Scott Black, chief operating officer at Places for People, said his organisation is focusing on early delivery of infrastructure. He pointed to Places for People’s Gilston new town scheme, which has planning consent for 10,000 homes.

He added: “We’ve got £1bn worth of infrastructure to put in, and most of that we want to do early.

“We’re £100m in already, and we haven’t put a spade in the ground... it’s taken us 15 years.”

On delivery vehicles, Alison Crofton, chief property officer at Homes England, said development corporations may not be the right solution for every new town on the government’s shortlist.

She said: “It probably will be the solution for some of those on that list, but it absolutely won’t be the solution for everywhere, and that is completely, categorically agreed throughout all the parties that we talk to.”

Boosting capital

In order to significantly boost the delivery of new homes, Homes England has been very clear that the sector needs much more private capital.

During the summit’s opening session, Simon Century, the agency’s chief investment officer and chief executive officer of the new National Housing Bank, said that the “whole of the sector needs to step up” across all players and all tenures.

When one attendee asked how Homes England is addressing a “growing narrative about the financialisation of housing”, Mr Century said both the agency and the government have clearly shown a “very, very strong desire to significantly increase the amount of institutional capital in the market”.

“We’ve laid out very specifically our own very clear objective, signed off from the most senior fellows in government, that we’re trying to raise £53bn of private capital. That’s a pretty direct statement in terms of what our ambition is,” he said.

“We need something or someone to say ‘now we’re going to build MMC’. Build it and they will come”

Mr Century was also asked for more details of the £2.5bn of low-interest loans earmarked for the social housing sector through the bank. He did not give much away but said providers will have more detail about the rollout “by the summer”.
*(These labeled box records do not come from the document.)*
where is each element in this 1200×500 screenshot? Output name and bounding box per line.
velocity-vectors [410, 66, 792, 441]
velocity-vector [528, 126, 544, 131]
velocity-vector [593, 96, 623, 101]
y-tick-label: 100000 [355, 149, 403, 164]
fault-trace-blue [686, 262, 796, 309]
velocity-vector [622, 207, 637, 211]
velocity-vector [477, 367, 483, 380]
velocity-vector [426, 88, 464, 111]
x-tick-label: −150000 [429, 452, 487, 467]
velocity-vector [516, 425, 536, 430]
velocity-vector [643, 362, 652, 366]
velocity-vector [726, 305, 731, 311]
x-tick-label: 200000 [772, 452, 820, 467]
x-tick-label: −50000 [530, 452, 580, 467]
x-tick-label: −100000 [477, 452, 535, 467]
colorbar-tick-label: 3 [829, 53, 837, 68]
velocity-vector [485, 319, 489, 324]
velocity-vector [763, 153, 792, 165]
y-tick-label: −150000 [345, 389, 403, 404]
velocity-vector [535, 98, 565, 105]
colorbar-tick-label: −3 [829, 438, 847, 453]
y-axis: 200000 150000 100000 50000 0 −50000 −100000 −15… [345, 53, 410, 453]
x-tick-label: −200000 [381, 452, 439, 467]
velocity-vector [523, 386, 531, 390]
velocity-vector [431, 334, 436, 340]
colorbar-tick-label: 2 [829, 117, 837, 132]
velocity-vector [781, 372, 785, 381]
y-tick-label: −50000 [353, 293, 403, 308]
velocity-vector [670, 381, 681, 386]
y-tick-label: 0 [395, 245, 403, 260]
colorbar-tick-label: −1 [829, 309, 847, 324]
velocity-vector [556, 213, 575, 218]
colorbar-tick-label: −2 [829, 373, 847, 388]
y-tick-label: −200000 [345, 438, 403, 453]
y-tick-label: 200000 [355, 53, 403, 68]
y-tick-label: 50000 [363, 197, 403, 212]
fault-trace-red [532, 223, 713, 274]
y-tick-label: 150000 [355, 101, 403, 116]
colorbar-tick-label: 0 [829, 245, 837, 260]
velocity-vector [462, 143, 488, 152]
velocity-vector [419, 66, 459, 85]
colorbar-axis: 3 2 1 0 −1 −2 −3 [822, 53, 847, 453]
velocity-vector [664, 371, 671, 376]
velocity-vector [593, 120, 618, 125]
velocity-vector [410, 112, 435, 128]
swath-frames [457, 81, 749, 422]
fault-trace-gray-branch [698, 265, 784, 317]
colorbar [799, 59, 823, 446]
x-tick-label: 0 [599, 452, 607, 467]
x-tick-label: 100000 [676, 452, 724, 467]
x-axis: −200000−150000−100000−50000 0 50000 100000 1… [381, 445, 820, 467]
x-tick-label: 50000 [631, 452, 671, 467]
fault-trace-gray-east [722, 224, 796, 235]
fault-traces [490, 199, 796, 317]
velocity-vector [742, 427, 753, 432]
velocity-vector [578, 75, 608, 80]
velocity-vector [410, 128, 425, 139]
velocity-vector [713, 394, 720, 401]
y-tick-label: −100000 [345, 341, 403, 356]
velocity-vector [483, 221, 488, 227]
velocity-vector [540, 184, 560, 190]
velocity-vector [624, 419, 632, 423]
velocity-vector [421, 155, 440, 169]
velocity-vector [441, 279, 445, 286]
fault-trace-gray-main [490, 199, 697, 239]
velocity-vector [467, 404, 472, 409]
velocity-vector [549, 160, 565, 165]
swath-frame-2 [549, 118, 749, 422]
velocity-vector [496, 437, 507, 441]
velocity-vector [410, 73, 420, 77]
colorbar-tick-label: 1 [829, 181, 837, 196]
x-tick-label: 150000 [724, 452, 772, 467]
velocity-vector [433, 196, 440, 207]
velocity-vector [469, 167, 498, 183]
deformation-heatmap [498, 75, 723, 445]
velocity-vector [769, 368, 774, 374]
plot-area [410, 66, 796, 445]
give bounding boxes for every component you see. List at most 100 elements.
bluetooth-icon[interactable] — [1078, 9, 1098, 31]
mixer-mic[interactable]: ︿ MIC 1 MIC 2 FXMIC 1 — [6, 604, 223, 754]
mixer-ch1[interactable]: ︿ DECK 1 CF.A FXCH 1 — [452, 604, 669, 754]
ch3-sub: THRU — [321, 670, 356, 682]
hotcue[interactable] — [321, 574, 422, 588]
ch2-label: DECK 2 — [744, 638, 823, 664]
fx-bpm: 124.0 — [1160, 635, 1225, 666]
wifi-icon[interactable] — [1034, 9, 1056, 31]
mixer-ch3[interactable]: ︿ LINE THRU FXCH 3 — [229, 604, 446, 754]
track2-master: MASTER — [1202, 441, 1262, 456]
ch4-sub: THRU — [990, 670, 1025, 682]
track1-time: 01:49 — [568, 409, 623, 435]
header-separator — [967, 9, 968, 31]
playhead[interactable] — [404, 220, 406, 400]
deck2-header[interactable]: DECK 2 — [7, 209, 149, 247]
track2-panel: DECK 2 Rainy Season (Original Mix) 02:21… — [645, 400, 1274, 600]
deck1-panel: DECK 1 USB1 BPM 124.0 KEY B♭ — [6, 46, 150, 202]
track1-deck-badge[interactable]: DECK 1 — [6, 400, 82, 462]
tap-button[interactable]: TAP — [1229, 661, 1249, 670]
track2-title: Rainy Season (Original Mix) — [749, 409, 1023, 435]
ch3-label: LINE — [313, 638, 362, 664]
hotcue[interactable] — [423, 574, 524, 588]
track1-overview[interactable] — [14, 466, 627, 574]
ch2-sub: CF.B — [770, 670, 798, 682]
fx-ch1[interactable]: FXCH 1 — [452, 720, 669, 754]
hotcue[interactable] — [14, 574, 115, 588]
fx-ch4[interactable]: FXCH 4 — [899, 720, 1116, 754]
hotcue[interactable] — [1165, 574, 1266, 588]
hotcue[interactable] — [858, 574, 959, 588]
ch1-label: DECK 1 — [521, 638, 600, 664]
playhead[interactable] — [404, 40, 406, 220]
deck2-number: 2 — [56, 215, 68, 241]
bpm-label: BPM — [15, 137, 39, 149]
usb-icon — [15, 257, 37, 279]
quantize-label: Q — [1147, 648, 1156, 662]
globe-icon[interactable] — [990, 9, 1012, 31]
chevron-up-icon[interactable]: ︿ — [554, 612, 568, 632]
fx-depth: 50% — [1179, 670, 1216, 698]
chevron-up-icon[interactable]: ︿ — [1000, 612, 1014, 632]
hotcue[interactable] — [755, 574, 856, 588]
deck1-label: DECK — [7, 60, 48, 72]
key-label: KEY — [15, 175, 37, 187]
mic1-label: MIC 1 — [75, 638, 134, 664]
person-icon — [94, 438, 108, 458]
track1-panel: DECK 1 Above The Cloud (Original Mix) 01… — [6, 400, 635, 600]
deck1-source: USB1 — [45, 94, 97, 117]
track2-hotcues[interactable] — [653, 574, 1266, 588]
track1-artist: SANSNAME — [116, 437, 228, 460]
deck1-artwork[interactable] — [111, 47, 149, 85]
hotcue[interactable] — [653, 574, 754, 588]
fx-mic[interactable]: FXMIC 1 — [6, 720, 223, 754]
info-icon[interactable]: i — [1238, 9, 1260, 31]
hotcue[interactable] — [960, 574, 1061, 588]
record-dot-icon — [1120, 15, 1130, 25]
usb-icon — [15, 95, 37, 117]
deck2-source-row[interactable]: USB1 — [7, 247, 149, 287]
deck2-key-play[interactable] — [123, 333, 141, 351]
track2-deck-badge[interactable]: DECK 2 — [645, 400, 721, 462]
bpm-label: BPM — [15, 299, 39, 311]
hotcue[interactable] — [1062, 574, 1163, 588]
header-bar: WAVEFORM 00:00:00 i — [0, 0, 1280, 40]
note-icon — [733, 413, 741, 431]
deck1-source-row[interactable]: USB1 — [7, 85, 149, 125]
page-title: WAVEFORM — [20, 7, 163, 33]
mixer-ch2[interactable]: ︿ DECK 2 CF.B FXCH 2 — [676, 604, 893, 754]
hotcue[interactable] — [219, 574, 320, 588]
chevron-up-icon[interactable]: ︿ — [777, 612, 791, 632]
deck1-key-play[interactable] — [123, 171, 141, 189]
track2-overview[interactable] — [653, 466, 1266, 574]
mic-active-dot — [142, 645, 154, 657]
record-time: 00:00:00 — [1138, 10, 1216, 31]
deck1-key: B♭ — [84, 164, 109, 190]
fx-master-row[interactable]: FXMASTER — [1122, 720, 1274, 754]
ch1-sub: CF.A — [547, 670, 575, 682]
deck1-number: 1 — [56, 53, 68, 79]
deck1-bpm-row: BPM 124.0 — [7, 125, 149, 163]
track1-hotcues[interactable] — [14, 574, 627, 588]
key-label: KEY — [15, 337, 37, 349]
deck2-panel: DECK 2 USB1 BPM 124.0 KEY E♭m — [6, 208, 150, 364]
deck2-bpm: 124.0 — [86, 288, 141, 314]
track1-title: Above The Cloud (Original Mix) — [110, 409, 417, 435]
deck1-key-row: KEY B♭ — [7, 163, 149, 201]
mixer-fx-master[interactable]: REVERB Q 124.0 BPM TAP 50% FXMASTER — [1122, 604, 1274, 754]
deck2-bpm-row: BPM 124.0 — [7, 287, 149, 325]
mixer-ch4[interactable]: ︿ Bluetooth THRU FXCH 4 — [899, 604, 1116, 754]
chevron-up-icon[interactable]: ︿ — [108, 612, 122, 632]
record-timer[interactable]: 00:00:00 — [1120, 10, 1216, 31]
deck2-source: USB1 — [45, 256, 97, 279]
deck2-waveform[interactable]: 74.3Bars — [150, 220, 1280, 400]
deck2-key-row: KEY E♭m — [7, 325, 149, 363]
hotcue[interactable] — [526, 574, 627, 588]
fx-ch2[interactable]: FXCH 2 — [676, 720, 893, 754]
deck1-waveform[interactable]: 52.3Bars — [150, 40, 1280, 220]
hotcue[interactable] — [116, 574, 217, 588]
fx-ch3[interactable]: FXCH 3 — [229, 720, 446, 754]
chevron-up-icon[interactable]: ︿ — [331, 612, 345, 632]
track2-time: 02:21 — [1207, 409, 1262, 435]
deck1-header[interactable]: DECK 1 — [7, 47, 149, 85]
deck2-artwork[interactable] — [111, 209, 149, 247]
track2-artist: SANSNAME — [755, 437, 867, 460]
He said Homes England sees the loans working “as a combination and as a package” with grant funding, which will make them “extremely impactful”.

In London, where providers will have exclusive access to £1.5bn of the package, the scheme is also yet to officially launch.

Tom Copley, deputy London mayor for housing and residential development, said: “We haven’t quite launched low-cost loans yet... but very keen to get them launched as soon as possible. And I don’t think we’re going to struggle to get this funding out the door.”

Do we need an ‘Elon Musk of MMC’?

To round off the day, a panel titled ‘What needs to change to deliver 1.5 million homes?’ looked how the housing sector can learn from experience. Along with debates about planning constraints and the role of institutional investment, the panellists also discussed the need to boost modern methods of construction (MMC).

Justin Young, chief executive officer at the Royal Institution of Chartered Surveyors, said one of his big asks of government is to “help us with... getting that message out so that people are absolutely accepting of the great quality that MMC can provide” and the speed it can enable.

MMC might, therefore, need a champion, suggested Elizabeth Froude, chief executive officer of Sage Homes.

“Doesn’t it just need someone who’s going to come and lead the charge? If you think about it, if we hadn’t had Elon Musk – and I don’t like him very much – none of us would be driving electric cars now.

“So we need something or someone to say ‘now we’re going to build MMC’. Build it and they will come.”

But Alexandra Notay, chief executive officer at the Housing Forum, said MMC is a broad umbrella term for lots of methodologies and is already “really embedded” in the sector, including panel systems.

She said the biggest failing of MMC in the UK – alluding to a series of factory closures over recent years – is the “lack of standardisation of components” and the “lack of collaboration”.

Ms Notay added: “This industry talks a very, very good game about partnership.

“But actually, if we’d had that collaboration in the early days of that volumetric MMC in the UK venture, and they’d been able to standardise things, I do think we’d have a lot more players doing it now. But it’s not gone, it is in the sector.”